When he got near Virginia he climbed into a tree with a satisfied “Tsip!” and I left him.
He was an exquisite night singer; indeed, one of his names is the American nightingale, and one summer I had to request him to descend to the basement to sleep, as his loud night-singing disturbed a delicate neighbor. He was a very mischievous bird, and one day when I was carrying a hammer and nails about the aviary, he espied a match in the box, and darting down, flew off with it for his nest. I pursued him for a long time before I could persuade him to drop the dangerous plaything.
It is a great delight to me to reflect that these lovely cardinals can no longer be bought in the birdstores. How any one can enjoy the sight of this bright red bird, with his wild, free spirit hopping to and fro in the narrow confines of a cage, is as much of a mystery to me as the wearing of his dull and lifeless skin in a hat. We must educate our children into the conviction that a dead bird is as grotesque an ornament as a dead mouse or a dead frog.
CHAPTER XXIV
SPARROWS AND SWALLOWS
Poor little brown immigrants, how many enemies and how few friends they have, and yet what have they done to deserve so hard a fate? Merely following out the biblical instruction to multiply and increase—they always remind me of true Anglo-Saxon stock. They protect the family, they fight all strangers and, “Colonize, colonize,” is their motto.
I have had quite an extensive acquaintance with the English sparrow, both in town and in the country, and I think that this bad boy of the air has a worse name than he deserves. Undoubtedly he is bad; so are all boys, and all birds, and all men and women. We want supervision, correction, restriction—but the sparrow has good points.
Sparrow mothers lead all birds in mothering, as far as my observation goes. Again and again I have put a baby sparrow on the roof. He is a stranger picked up in the street. I do not know what nest he comes from, he does not know, no one knows. He is like the poor dog in the express car on a certain railway that ate up his tag. No one knew what place he was bound for.

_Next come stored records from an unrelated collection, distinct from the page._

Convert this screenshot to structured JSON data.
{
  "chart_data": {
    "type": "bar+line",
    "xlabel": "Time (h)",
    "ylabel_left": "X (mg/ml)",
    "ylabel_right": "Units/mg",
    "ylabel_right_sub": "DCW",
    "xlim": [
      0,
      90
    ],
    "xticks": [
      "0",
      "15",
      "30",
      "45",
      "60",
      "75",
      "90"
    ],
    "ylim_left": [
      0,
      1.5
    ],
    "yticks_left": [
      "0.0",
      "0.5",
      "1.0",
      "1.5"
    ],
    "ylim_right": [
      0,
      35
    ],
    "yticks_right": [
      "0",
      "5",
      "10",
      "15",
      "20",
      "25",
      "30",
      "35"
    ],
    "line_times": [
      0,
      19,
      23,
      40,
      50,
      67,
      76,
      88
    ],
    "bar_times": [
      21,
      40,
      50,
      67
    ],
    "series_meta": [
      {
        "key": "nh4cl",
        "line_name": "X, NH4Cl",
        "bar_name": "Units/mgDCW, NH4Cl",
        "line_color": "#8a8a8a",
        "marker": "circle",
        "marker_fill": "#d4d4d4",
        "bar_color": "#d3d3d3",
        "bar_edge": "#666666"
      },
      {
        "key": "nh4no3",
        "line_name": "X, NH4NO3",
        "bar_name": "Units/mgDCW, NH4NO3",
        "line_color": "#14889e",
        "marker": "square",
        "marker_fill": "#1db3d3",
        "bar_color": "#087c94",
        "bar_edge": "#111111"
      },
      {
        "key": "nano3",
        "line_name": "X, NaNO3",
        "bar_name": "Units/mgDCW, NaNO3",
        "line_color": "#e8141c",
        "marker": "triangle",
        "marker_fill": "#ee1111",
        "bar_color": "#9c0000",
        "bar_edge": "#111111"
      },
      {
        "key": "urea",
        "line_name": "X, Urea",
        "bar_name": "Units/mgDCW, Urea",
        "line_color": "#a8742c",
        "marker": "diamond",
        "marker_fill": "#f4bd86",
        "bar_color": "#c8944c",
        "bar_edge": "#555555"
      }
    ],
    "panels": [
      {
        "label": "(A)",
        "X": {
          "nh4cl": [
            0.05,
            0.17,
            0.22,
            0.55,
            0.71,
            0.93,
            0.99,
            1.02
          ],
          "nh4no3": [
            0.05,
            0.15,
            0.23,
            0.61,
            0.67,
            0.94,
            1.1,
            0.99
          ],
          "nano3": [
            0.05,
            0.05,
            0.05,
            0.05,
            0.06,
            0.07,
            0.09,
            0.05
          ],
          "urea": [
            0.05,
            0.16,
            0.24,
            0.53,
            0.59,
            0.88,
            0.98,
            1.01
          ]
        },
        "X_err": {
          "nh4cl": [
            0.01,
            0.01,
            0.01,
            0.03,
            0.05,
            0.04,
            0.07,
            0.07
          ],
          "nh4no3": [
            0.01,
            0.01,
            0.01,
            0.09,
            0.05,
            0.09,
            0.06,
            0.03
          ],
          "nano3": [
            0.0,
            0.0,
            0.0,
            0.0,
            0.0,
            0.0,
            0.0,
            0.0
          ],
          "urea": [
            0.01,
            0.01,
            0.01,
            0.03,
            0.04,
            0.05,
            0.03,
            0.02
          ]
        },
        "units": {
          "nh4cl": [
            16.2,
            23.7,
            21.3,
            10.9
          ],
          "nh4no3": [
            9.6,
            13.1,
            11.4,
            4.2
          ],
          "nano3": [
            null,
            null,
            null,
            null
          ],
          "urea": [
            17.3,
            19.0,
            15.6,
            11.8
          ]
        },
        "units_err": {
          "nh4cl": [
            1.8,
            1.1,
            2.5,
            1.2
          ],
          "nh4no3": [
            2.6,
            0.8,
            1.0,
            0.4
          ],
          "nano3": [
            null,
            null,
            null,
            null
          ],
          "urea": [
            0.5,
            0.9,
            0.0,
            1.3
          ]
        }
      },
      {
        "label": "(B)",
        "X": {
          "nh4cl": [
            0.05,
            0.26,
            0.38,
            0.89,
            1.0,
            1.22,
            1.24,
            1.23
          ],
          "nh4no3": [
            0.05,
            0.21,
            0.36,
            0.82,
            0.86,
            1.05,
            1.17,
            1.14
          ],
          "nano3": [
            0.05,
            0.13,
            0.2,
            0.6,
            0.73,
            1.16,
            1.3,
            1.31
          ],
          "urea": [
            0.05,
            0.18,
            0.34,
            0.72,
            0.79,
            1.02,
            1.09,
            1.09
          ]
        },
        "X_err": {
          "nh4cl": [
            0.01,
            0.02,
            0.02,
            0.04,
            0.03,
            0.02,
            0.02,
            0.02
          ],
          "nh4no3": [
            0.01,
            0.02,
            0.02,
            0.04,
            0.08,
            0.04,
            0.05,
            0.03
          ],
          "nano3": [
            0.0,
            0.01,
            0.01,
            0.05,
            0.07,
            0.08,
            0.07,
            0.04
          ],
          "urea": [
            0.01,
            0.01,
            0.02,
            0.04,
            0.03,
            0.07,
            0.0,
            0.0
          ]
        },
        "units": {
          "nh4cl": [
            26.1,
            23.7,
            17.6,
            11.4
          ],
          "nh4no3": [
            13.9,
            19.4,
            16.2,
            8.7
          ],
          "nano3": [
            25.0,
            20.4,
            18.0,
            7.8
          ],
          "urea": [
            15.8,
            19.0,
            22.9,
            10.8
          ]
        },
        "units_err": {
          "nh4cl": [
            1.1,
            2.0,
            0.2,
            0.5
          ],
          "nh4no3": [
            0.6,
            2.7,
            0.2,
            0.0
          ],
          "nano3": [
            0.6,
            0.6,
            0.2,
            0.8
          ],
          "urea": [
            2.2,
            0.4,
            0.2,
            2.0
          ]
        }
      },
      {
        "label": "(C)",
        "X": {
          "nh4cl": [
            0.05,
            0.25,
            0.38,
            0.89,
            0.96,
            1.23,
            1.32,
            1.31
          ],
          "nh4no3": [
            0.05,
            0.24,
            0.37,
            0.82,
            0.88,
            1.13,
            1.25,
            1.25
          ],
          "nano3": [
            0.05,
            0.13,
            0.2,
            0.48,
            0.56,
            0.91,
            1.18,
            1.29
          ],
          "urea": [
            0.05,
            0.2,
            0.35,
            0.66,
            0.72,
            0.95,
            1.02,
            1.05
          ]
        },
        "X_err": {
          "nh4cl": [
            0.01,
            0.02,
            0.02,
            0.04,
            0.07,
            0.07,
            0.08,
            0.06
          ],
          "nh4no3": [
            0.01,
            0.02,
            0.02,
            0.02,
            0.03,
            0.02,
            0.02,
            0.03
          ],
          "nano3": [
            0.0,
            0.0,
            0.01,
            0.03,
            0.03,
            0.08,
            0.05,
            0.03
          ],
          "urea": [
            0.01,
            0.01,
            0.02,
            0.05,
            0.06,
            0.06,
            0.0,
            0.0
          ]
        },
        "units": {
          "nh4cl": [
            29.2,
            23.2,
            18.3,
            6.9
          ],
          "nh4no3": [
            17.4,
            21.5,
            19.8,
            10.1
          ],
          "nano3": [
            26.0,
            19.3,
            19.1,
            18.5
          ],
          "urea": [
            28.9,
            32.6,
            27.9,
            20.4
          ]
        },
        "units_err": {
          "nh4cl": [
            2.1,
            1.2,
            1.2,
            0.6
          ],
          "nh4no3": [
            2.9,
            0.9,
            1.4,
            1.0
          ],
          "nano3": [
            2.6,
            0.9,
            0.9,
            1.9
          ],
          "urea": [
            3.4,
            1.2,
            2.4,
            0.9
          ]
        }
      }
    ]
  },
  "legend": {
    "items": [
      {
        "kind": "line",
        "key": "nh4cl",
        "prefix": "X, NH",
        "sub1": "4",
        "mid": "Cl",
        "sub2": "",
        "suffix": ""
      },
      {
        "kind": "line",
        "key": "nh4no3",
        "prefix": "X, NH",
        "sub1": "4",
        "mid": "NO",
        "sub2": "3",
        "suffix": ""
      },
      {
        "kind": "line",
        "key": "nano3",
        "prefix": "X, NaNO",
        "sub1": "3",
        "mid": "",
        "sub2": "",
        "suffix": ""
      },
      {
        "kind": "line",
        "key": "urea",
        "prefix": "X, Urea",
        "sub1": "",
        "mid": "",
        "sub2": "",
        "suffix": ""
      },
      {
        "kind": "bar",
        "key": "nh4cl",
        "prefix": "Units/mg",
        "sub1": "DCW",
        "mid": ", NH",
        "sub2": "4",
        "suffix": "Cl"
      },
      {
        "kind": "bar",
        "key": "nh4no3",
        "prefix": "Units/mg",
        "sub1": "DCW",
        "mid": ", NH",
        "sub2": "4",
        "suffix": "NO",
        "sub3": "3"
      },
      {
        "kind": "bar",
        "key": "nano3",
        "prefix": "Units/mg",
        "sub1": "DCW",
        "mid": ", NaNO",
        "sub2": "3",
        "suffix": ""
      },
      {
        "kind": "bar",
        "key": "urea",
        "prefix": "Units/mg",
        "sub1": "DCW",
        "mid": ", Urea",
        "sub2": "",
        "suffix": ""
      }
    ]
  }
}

Well, the instant the lost sparrow opens his little beak and gives a cry of distress, three or four mother sparrows come flying toward him with their beaks full of food. They don’t wait to see whose baby he is, as some human mothers would wait. He is a baby, and he is hungry, and they are going to feed him, and they do it until he flutters from the roof, and I have to pick him up and take care of him myself. If I put him in a cage and set him back on the roof, the street sparrows will try all day long to feed him through the bars. Yes, indeed, a mother sparrow is the best mother bird I know.